A 1910 legislative amendment required additional equipment, including ladders, sill steps, and hand brakes.

==Transfer of implementation authority==
The 1966 Department of Transportation Act transferred authority for implementation of the Safety Appliance Act to the Secretary of Transportation. The Secretary designated the newly created Federal Railroad Administration (FRA) as the implementing agency. FRA began to take over enforcement responsibilities from the ICC in 1967.
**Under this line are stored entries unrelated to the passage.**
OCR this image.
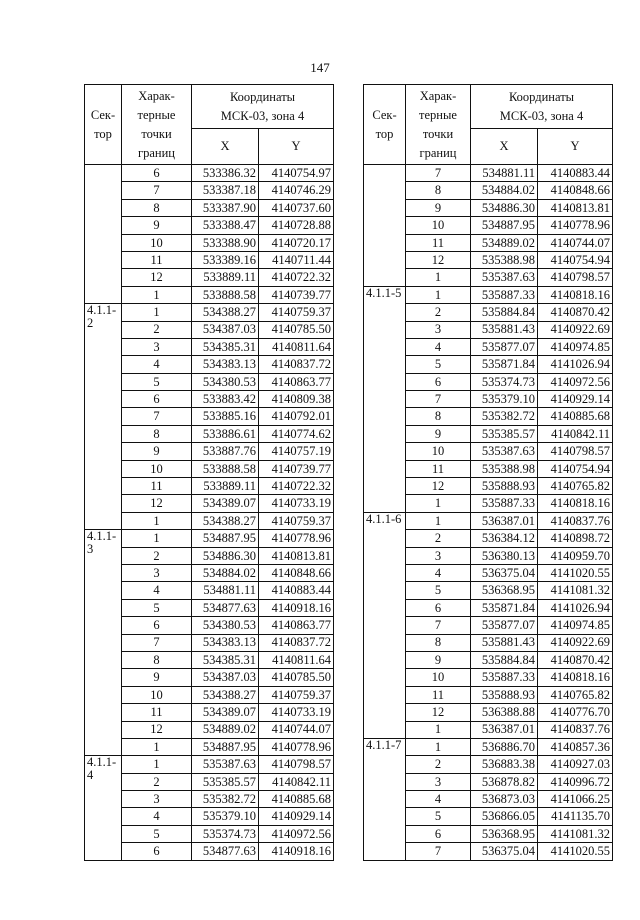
147
Сек-
тор	Харак-
терные
точки
границ	Координаты
МСК-03, зона 4	

		X	Y
	6	533386.32	4140754.97
	7	533387.18	4140746.29
	8	533387.90	4140737.60
	9	533388.47	4140728.88
	10	533388.90	4140720.17
	11	533389.16	4140711.44
	12	533889.11	4140722.32
	1	533888.58	4140739.77
4.1.1-2	1	534388.27	4140759.37
	2	534387.03	4140785.50
	3	534385.31	4140811.64
	4	534383.13	4140837.72
	5	534380.53	4140863.77
	6	533883.42	4140809.38
	7	533885.16	4140792.01
	8	533886.61	4140774.62
	9	533887.76	4140757.19
	10	533888.58	4140739.77
	11	533889.11	4140722.32
	12	534389.07	4140733.19
	1	534388.27	4140759.37
4.1.1-3	1	534887.95	4140778.96
	2	534886.30	4140813.81
	3	534884.02	4140848.66
	4	534881.11	4140883.44
	5	534877.63	4140918.16
	6	534380.53	4140863.77
	7	534383.13	4140837.72
	8	534385.31	4140811.64
	9	534387.03	4140785.50
	10	534388.27	4140759.37
	11	534389.07	4140733.19
	12	534889.02	4140744.07
	1	534887.95	4140778.96
4.1.1-4	1	535387.63	4140798.57
	2	535385.57	4140842.11
	3	535382.72	4140885.68
	4	535379.10	4140929.14
	5	535374.73	4140972.56
	6	534877.63	4140918.16
Сек-
тор	Харак-
терные
точки
границ	Координаты
МСК-03, зона 4	

		X	Y
	7	534881.11	4140883.44
	8	534884.02	4140848.66
	9	534886.30	4140813.81
	10	534887.95	4140778.96
	11	534889.02	4140744.07
	12	535388.98	4140754.94
	1	535387.63	4140798.57
4.1.1-5	1	535887.33	4140818.16
	2	535884.84	4140870.42
	3	535881.43	4140922.69
	4	535877.07	4140974.85
	5	535871.84	4141026.94
	6	535374.73	4140972.56
	7	535379.10	4140929.14
	8	535382.72	4140885.68
	9	535385.57	4140842.11
	10	535387.63	4140798.57
	11	535388.98	4140754.94
	12	535888.93	4140765.82
	1	535887.33	4140818.16
4.1.1-6	1	536387.01	4140837.76
	2	536384.12	4140898.72
	3	536380.13	4140959.70
	4	536375.04	4141020.55
	5	536368.95	4141081.32
	6	535871.84	4141026.94
	7	535877.07	4140974.85
	8	535881.43	4140922.69
	9	535884.84	4140870.42
	10	535887.33	4140818.16
	11	535888.93	4140765.82
	12	536388.88	4140776.70
	1	536387.01	4140837.76
4.1.1-7	1	536886.70	4140857.36
	2	536883.38	4140927.03
	3	536878.82	4140996.72
	4	536873.03	4141066.25
	5	536866.05	4141135.70
	6	536368.95	4141081.32
	7	536375.04	4141020.55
==Subsequent railroad safety legislation==

The Federal Railroad Safety Act of 1970 expanded FRA's safety responsibilities:
- covers all railroads, both intrastate and interstate
- all areas of railroad safety
- authority to issue emergency orders
- preemption of safety rules issued by individual states.

Related railroad safety legislation:
- Rail Safety Improvement Act of 1974
- Federal Railroad Safety Authorization Act of 1976
- Federal Railroad Safety Authorization Act of 1978
- Federal Railroad Safety Authorization Act of 1980
- Railroad Safety Authorization Act of 1982
- Rail Safety Improvement Act of 1988
- Rail Safety Enforcement and Review Act of 1992.

==Case law==
- Southern Railway Co. v. United States
- United States v. Erie Railroad Co. (1915).